Optimization · Lecture 3

Multivariable Unconstrained Optimization

Classical Optimization Techniques

Dr. Mithun Mondal
SECTION 01

Introduction

Introduction
  • Multivariable optimization: Optimizes functions of multiple variables without constraints.
  • Key tools: Gradient and Hessian provide critical information for finding extrema.
  • Applications: Used in engineering, economics, and machine learning for multidimensional problems.
  • Objective: This lecture covers definitions, conditions, and methods for classifying extrema.
SECTION 02

Multivariable Optimization Concepts

Multivariable Optimization Concepts

Key Definitions

  • Function: \( f(\mathbf{x}) \), where \( \mathbf{x} = (x_1, x_2, \ldots, x_n)^T \).
  • Gradient vector: \( \nabla f = \left( \frac{\partial f}{\partial x_1}, \ldots, \frac{\partial f}{\partial x_n} \right)^T \).
  • Hessian matrix: \( H(f) = \left[ \frac{\partial^2 f}{\partial x_i \partial x_j} \right]_{n \times n} \).

Theorem: Necessary Condition

If \( f(\mathbf{x}) \) has a local extremum at \( \mathbf{x}^* \) and is differentiable, then \( \nabla f(\mathbf{x}^*) = \mathbf{0} \).

SECTION 03

Taylor Series Expansion

Taylor Series Expansion

Second-Order Approximation

For a function \( f(\mathbf{x}) \) about point \( \mathbf{x}^* \):

\[ f(\mathbf{x}) \approx f(\mathbf{x}^*) + \nabla f(\mathbf{x}^*)^T (\mathbf{x} - \mathbf{x}^*) + \frac{1}{2} (\mathbf{x} - \mathbf{x}^*)^T H(\mathbf{x}^*) (\mathbf{x} - \mathbf{x}^*) \]

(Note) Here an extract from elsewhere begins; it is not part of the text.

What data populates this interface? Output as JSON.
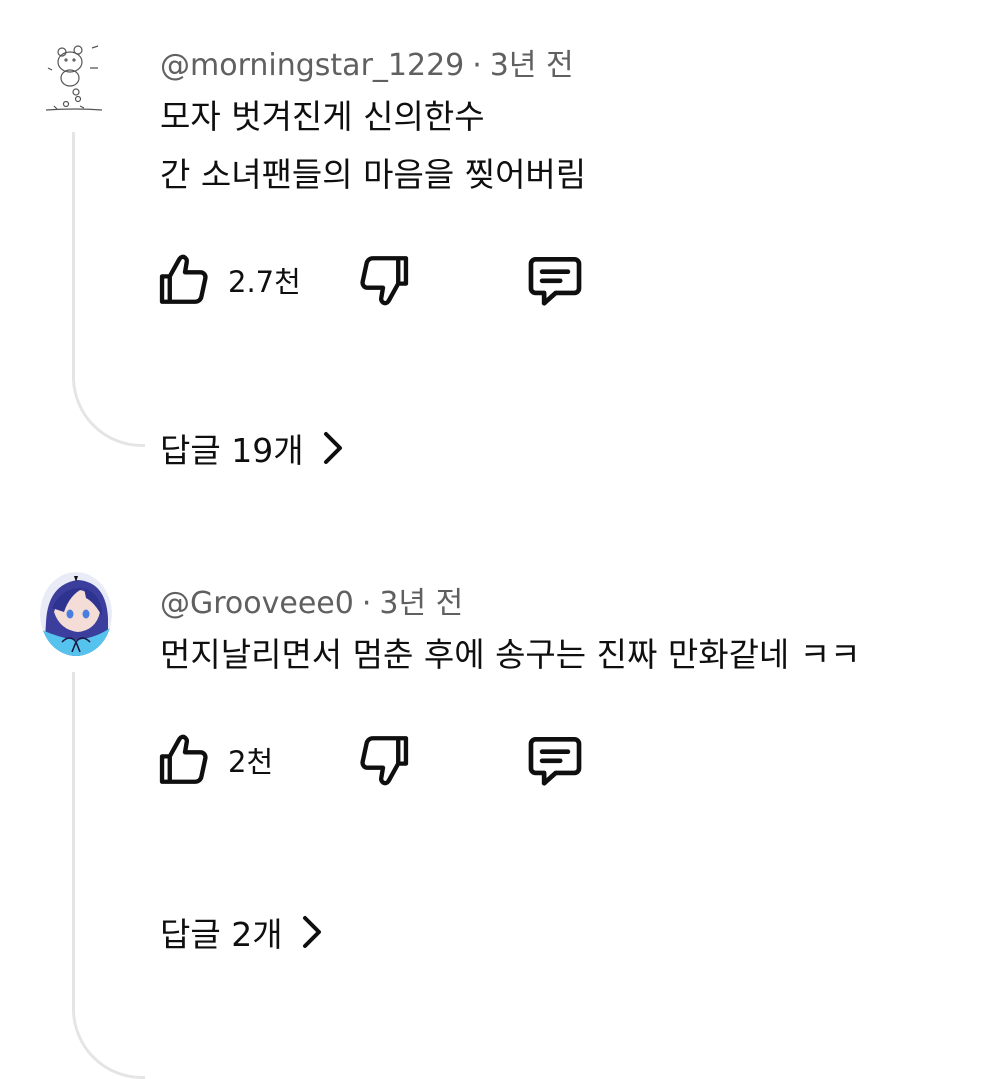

  • First-order term: Gradient provides slope information.
  • Second-order term: Hessian provides curvature information.
  • Basis: Used in many optimization algorithms.
SECTION 04

Hessian Analysis Methods

Hessian Analysis Methods

Theorem: Second-Order Sufficient Condition

Let \( \nabla f(\mathbf{x}^*) = \mathbf{0} \). Then:

  • Positive definite Hessian: \( \mathbf{x}^* \) is a local minimum.
  • Negative definite Hessian: \( \mathbf{x}^* \) is a local maximum.
  • Indefinite Hessian: \( \mathbf{x}^* \) is a saddle point.

Checking Definiteness

  • Eigenvalue Test:
    • All \( \lambda_i > 0 \): Positive definite.
    • All \( \lambda_i < 0 \): Negative definite.
    • Mixed signs: Indefinite.
  • Sylvester’s Criterion:
    • All leading principal minors \( > 0 \): Positive definite.
    • Signs alternate starting with \( < 0 \): Negative definite.
SECTION 05

Saddle Point

Saddle Point
  • Definition: A point where the function is neither a maximum nor minimum.
  • Gradient Condition: All first partial derivatives are zero.
  • Surface Behavior: Curves upward in one direction, downward in another.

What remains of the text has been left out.